I have had 3 6700s by Audiovox so far, #4 is destined to be on its way – the current company says it can’t do anything else by techs. I had 2 under the former provider. I switched providers after 8 years because they were rude and tried to sell me services for the 6700 the phone couldn’t even have on it. I verified that. The new company’s software is much better and has better features on it, however both company’s phones (by Audiovox) have the same quirks and bugs. I have read other sites and talked to data tech with both companies and it is acknowledged that these are problems, and they don’t know what to do about it.

Personally, I feel the PDA/smart phones are wonderful when they work but are 100% frustrating when they don’t. I’m seriously thinking about hammering the next one that goes bad. I am disabled and I find the 6700 beneficial to me in many ways. Unfortunately, it takes a siesta every day in the middle of the day for several hours.

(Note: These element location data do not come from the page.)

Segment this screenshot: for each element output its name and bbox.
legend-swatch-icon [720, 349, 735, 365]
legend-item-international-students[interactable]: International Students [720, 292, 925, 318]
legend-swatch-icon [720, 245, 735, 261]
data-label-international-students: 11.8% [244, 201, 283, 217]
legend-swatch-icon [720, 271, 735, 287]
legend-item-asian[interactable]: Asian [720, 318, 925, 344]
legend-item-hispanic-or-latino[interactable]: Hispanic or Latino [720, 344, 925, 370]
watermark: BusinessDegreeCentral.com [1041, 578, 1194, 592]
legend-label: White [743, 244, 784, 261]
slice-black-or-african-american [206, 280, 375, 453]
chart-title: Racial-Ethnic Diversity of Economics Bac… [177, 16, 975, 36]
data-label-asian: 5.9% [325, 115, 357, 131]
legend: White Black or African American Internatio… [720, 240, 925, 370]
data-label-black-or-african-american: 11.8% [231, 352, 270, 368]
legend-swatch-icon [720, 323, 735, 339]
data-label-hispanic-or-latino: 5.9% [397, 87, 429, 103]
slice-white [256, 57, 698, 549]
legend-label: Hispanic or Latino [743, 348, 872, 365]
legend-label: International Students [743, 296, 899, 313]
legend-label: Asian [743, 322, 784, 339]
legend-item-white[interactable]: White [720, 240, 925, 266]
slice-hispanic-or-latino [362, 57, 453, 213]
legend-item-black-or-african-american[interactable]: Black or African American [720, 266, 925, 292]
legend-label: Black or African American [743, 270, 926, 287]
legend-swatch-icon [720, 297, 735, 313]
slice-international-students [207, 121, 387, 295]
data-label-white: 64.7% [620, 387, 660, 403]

Audiovox should have waited until they had all the bugs worked out before they put the 6700 series on the market. They would have won a lot more friends. The companies carrying the phones do not adequately support them and the people shelling out the big bucks aren’t being treated right. Currently, after 2 months with a new phone, I am being told I will be given a refurbished phone. I’m sorry, that’s wrong. I was told I could spend $50 deductible to get a new phone through my insurance. I told them I already paid for a new phone and it isn’t my fault it isn’t working. This is the second time I have been through this process.

Audiovox will get a letter from me since I can’t communicate with them any other way.